Ready to incorporate more walking into your life? Here are some tips to help get you started off on the right foot.
- Walk in areas designated for pedestrians. If the light is dim, wear a reflective vest.
- Wear comfortable, supportive shoes that provide good traction and layers that you can shed as needed. Walking boosts your metabolic fires, and you’ll warm up quickly.
- Stay hydrated and use sunscreen—even as the weather turns cooler.
- If improved fitness is the goal of your walking, and if you’re just starting down that path, talk with your health care provider first. You’ll need to incrementally increase the difficulty by either walking faster or up an incline. You can gauge the intensity level of your exertion by noticing how it feels to talk out loud. Do you have enough breath to sing? Then you’re working at a low intensity. Can you talk, but not sing? That’s a moderate intensity. Can’t hold a conversation? You’ve hit high intensity!

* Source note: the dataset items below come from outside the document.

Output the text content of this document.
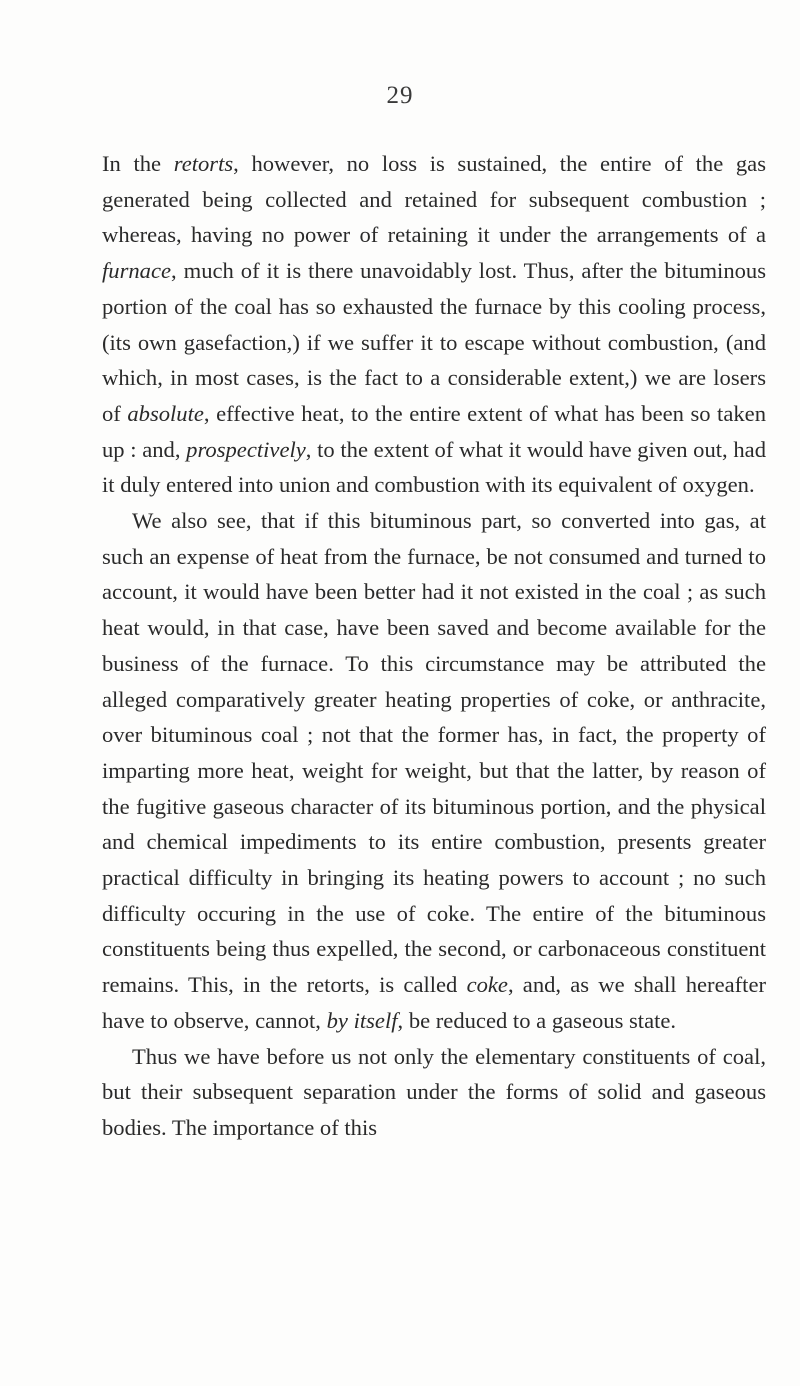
29

In the retorts, however, no loss is sustained, the entire of the gas generated being collected and retained for subsequent combustion ; whereas, having no power of retaining it under the arrangements of a furnace, much of it is there unavoidably lost. Thus, after the bituminous portion of the coal has so exhausted the furnace by this cooling process, (its own gasefaction,) if we suffer it to escape without combustion, (and which, in most cases, is the fact to a considerable extent,) we are losers of absolute, effective heat, to the entire extent of what has been so taken up : and, prospectively, to the extent of what it would have given out, had it duly entered into union and combustion with its equivalent of oxygen.

We also see, that if this bituminous part, so converted into gas, at such an expense of heat from the furnace, be not consumed and turned to account, it would have been better had it not existed in the coal ; as such heat would, in that case, have been saved and become available for the business of the furnace. To this circumstance may be attributed the alleged comparatively greater heating properties of coke, or anthracite, over bituminous coal ; not that the former has, in fact, the property of imparting more heat, weight for weight, but that the latter, by reason of the fugitive gaseous character of its bituminous portion, and the physical and chemical impediments to its entire combustion, presents greater practical difficulty in bringing its heating powers to account ; no such difficulty occuring in the use of coke. The entire of the bituminous constituents being thus expelled, the second, or carbonaceous constituent remains. This, in the retorts, is called coke, and, as we shall hereafter have to observe, cannot, by itself, be reduced to a gaseous state.

Thus we have before us not only the elementary constituents of coal, but their subsequent separation under the forms of solid and gaseous bodies. The importance of this
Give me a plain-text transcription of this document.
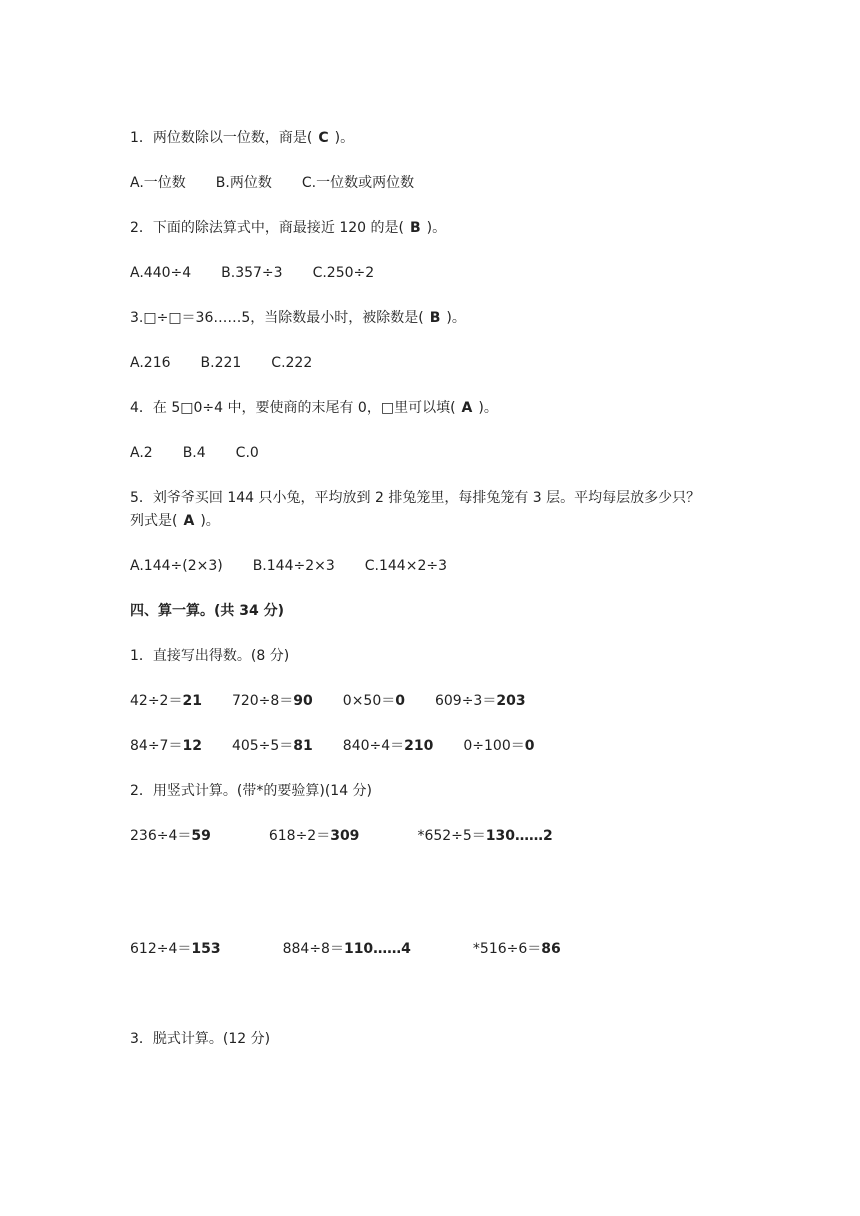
1．两位数除以一位数，商是( C )。
A.一位数 B.两位数 C.一位数或两位数
2．下面的除法算式中，商最接近 120 的是( B )。
A.440÷4 B.357÷3 C.250÷2
3.□÷□＝36……5，当除数最小时，被除数是( B )。
A.216 B.221 C.222
4．在 5□0÷4 中，要使商的末尾有 0，□里可以填( A )。
A.2 B.4 C.0
5．刘爷爷买回 144 只小兔，平均放到 2 排兔笼里，每排兔笼有 3 层。平均每层放多少只？
列式是( A )。
A.144÷(2×3) B.144÷2×3 C.144×2÷3
四、算一算。(共 34 分)
1．直接写出得数。(8 分)
42÷2＝21 720÷8＝90 0×50＝0 609÷3＝203
84÷7＝12 405÷5＝81 840÷4＝210 0÷100＝0
2．用竖式计算。(带*的要验算)(14 分)
236÷4＝59	618÷2＝309	*652÷5＝130……2
612÷4＝153	884÷8＝110……4	*516÷6＝86
3．脱式计算。(12 分)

- Too much time spent being sedentary is a risk for heart disease. Spreading out your walking over the course of a day is an easy way to break up long stretches of sitting.
- However, what’s really important is just moving more, and if once a day is what you can do, that’s fine! Over the course of the week, shoot for at least 150 minutes of moderate aerobic activity, or 75 minutes of vigorous aerobic activity, or some combination of the two. But keep in mind—every step helps. Do what you can, when you can.